11. Atualmente, o Decreto nº 6.214, de 2007, assim dispõe:
Art. 5º O beneficiário não pode acumular o Benefício de Prestação Continuada com outro benefício no âmbito da Seguridade Social ou de outro regime, inclusive o seguro-desemprego, ressalvados o de assistência médica e a pensão especial de natureza indenizatória. (Redação dada pelo Decreto nº 8.805, de 2016)
Parágrafo único. A acumulação do benefício com a remuneração advinda do contrato de aprendizagem pela pessoa com deficiência é limitada ao prazo máximo de dois anos. (Redação dada pelo Decreto nº 8.805, de 2016)

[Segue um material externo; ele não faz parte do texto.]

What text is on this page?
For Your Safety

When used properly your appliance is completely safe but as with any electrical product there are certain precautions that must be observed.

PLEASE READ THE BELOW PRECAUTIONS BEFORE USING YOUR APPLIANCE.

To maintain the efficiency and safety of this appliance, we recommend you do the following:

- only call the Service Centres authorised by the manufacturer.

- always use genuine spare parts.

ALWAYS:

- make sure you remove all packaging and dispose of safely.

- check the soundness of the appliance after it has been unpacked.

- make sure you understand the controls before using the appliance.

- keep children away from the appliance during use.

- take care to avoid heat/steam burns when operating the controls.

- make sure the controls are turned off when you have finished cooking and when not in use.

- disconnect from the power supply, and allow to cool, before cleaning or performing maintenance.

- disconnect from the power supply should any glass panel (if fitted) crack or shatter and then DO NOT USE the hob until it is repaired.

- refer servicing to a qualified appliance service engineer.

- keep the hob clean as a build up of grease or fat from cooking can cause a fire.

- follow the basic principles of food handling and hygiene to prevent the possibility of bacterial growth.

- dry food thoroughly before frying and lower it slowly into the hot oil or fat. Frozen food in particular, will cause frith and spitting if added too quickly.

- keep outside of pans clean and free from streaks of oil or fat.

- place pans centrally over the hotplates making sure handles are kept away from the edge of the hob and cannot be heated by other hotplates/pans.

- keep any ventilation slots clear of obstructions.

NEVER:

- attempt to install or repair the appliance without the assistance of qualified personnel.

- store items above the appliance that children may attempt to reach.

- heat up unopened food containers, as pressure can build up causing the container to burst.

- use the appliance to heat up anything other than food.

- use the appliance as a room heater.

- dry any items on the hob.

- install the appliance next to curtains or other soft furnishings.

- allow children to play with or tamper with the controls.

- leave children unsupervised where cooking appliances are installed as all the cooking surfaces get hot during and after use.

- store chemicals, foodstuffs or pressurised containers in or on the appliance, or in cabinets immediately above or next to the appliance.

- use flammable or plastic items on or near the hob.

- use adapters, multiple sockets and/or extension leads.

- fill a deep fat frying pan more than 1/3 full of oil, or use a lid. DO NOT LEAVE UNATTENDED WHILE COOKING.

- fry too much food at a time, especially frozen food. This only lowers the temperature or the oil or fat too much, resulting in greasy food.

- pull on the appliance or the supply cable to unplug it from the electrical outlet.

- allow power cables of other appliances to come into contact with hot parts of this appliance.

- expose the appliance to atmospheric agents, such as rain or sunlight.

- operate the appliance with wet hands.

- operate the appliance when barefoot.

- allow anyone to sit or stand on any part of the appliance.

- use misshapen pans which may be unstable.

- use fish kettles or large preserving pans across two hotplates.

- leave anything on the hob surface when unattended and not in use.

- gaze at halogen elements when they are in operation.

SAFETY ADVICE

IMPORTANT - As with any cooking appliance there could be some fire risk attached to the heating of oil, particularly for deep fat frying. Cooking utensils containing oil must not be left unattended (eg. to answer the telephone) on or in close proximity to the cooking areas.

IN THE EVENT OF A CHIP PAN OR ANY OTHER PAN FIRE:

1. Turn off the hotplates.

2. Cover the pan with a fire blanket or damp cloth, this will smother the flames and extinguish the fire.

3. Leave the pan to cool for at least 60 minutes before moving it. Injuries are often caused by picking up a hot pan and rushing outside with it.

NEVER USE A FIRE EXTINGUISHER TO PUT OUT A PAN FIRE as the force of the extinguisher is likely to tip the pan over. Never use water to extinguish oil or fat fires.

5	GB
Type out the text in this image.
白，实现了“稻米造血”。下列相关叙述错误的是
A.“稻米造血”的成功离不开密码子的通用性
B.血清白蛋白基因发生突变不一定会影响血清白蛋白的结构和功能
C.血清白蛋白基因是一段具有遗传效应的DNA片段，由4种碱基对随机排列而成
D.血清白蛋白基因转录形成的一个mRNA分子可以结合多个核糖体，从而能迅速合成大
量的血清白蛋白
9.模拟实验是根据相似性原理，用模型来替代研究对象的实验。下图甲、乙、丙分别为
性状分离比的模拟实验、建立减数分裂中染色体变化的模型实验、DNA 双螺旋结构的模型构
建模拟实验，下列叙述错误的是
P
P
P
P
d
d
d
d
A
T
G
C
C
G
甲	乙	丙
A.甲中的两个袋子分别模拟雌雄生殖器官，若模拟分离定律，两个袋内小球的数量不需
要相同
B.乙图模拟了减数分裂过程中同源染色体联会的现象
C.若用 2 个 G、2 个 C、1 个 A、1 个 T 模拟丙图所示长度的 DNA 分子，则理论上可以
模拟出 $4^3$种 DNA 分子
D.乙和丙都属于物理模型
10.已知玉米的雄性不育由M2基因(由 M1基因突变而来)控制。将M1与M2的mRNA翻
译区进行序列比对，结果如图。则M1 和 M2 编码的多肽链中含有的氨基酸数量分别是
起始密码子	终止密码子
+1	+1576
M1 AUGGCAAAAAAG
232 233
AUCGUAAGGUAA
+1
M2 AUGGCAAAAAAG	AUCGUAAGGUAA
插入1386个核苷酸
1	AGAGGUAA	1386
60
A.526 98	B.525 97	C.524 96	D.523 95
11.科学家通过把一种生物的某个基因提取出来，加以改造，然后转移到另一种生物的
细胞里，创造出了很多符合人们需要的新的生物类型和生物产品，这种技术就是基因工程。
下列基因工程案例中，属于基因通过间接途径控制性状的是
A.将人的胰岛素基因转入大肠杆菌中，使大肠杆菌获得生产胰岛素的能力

12. O mesmo ato regulamentador também exprime, de modo inequívoco, o sentido do acúmulo vedado, o qual pressupõe “renda”:
Art. 42. O Benefício de Prestação Continuada deverá ser revisto a cada dois anos, para avaliação da continuidade das condições que lhe deram origem, conforme dispõe o art. 21 da Lei nº 8.742, de 1993, passando o processo de reavaliação a integrar o Programa Nacional de Monitoramento e Avaliação do Benefício de Prestação Continuada.
[...]
III - o cruzamento de dados para fins de verificação de acúmulo do benefício com outra renda no âmbito da Seguridade Social ou de outro regime, conforme vedação a que se refere o § 4º do art. 20 da Lei nº 8.742, de 1993; e (Incluído pelo Decreto nº 8.805, de 2016)
(grifado)
13. Dispõe, na mesma linha, o art. 528, inciso XVI, da Instrução Normativa INSS nº 77, de 21 de janeiro de 2015:
Seção VI
Da acumulação de benefício
Art. 528. Salvo no caso de direito adquirido, não é permitido o recebimento conjunto dos seguintes benefícios, inclusive quando decorrentes de acidentes do trabalho:
[...]
XVI - benefício assistencial com benefício da Previdência Social ou de qualquer outro regime previdenciário, exceto:
a) espécie 54 - Pensão Indenizatória a Cargo da União;
b) espécie 56 - Pensão Especial aos Deficientes Físicos Portadores da Síndrome da Talidomida - Lei nº 7.070, de 1982;
c) espécie 60 - Benefício Indenizatório a Cargo da União;
d) espécie 89 - Pensão Especial aos Dependentes das Vítimas da Hemodiálise - Caruaru - PE - Lei nº 9.422, de 1996; e
e) espécie 96 - Pensão Especial (Hanseníase) - Lei nº 11.520, de 2007; e
[...]
14. A situação descrita é, portanto, distinta das hipóteses de concessão dos benefícios tributários previstos nas Leis nº 8.383, de 1991 e nº 8.989, de 1995, no tocante às isenções de IOF e IPI na aquisição de automóveis, respectivamente. Vale dizer, estas últimas tratam de favor fiscal, decorrente de lei específica, concedido pela União em prol da generalidade dos portadores de deficiência física, sem qualquer natureza assistencial.
Conclusão
15. Do exposto, conclui-se que a regra veiculada pelo art. 20, § 4º, da Lei nº 8.742, de 1993, concernente à vedação à percepção cumulativa do Benefício de Prestação Continuada (BPC) com outros benefícios no âmbito da seguridade social ou outro regime não abrange a concessão das isenções de IPI e IOF na aquisição de veículos por portadores de deficiência e taxistas, constantes das Leis nº 8.989, de 1995 e nº 8.383, de 1991.
RICARDO ROCHA DE HOLANDA COUTINHO
Auditor-Fiscal da RFB
Chefe da Disit04 Substituto
Aprovo. Providenciem-se divulgação interna e posterior publicação na forma do art. 12 da Portaria RFB nº 1.936, de 6 de dezembro de 2018.
RODRIGO AUGUSTO VERLY DE OLIVEIRA
*Este texto não substitui o publicado oficialmente.